7th Mayor of Hoboken
- In office April 1864 – April 1865
- Preceded by: Lorenzo W. Elder
- Succeeded by: Frederick B. Ogden

Personal details
- Born: January 10, 1812 Massachusetts
- Died: January 9, 1872 (aged 59)
- Party: Whig Democratic

= Charles T. Perry =

American politician

Charles T. Perry (January 10, 1812 – January 9, 1872) was an American politician who served as the seventh Mayor of Hoboken, New Jersey, from 1864 to 1865. Perry was a Whig in 1852, but was the Democratic nominee for City Treasurer in 1858 when George W. Morton ran for mayor. He was President of the Hudson County Gaslight Company and a director of the First National Bank of Hoboken.

==Biography==
He was born on January 10, 1812, in Massachusetts to George Perry.

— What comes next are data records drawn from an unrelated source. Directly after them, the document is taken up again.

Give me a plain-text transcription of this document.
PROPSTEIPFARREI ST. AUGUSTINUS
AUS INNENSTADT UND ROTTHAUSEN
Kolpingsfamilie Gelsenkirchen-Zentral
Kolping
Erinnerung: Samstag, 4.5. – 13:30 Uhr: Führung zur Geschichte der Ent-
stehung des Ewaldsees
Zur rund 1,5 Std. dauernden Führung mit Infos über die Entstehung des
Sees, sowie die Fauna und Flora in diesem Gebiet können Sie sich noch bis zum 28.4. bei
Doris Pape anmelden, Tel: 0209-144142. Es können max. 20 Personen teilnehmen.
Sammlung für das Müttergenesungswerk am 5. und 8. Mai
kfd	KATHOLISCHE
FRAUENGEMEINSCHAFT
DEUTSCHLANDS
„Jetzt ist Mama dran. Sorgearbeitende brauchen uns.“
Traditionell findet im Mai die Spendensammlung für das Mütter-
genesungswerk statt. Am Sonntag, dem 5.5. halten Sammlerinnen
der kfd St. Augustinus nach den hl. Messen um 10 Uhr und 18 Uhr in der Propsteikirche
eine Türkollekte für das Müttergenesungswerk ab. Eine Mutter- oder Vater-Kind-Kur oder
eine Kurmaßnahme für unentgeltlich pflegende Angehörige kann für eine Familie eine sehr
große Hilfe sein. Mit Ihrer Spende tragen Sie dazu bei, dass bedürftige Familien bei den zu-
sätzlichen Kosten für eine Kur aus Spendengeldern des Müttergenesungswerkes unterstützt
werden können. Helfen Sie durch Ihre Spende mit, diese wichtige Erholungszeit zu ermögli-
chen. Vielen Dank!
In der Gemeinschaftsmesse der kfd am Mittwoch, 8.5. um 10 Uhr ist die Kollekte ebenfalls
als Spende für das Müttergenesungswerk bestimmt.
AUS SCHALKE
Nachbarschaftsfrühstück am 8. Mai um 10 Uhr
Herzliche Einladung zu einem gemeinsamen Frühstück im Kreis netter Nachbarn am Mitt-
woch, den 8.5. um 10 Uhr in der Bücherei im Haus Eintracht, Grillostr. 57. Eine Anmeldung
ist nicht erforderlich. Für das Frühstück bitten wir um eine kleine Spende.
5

On December 13, 1838, in Sandwich, Massachusetts, he married Caroline Goodson.

He served as the seventh mayor of Hoboken, New Jersey, from 1864 to 1865

By 1867 he was president of the Hudson County Gaslight Company and a director of the First National Bank of Hoboken.

Perry died of a self-inflicted gunshot to the head at 11:00 pm on January 9, 1872.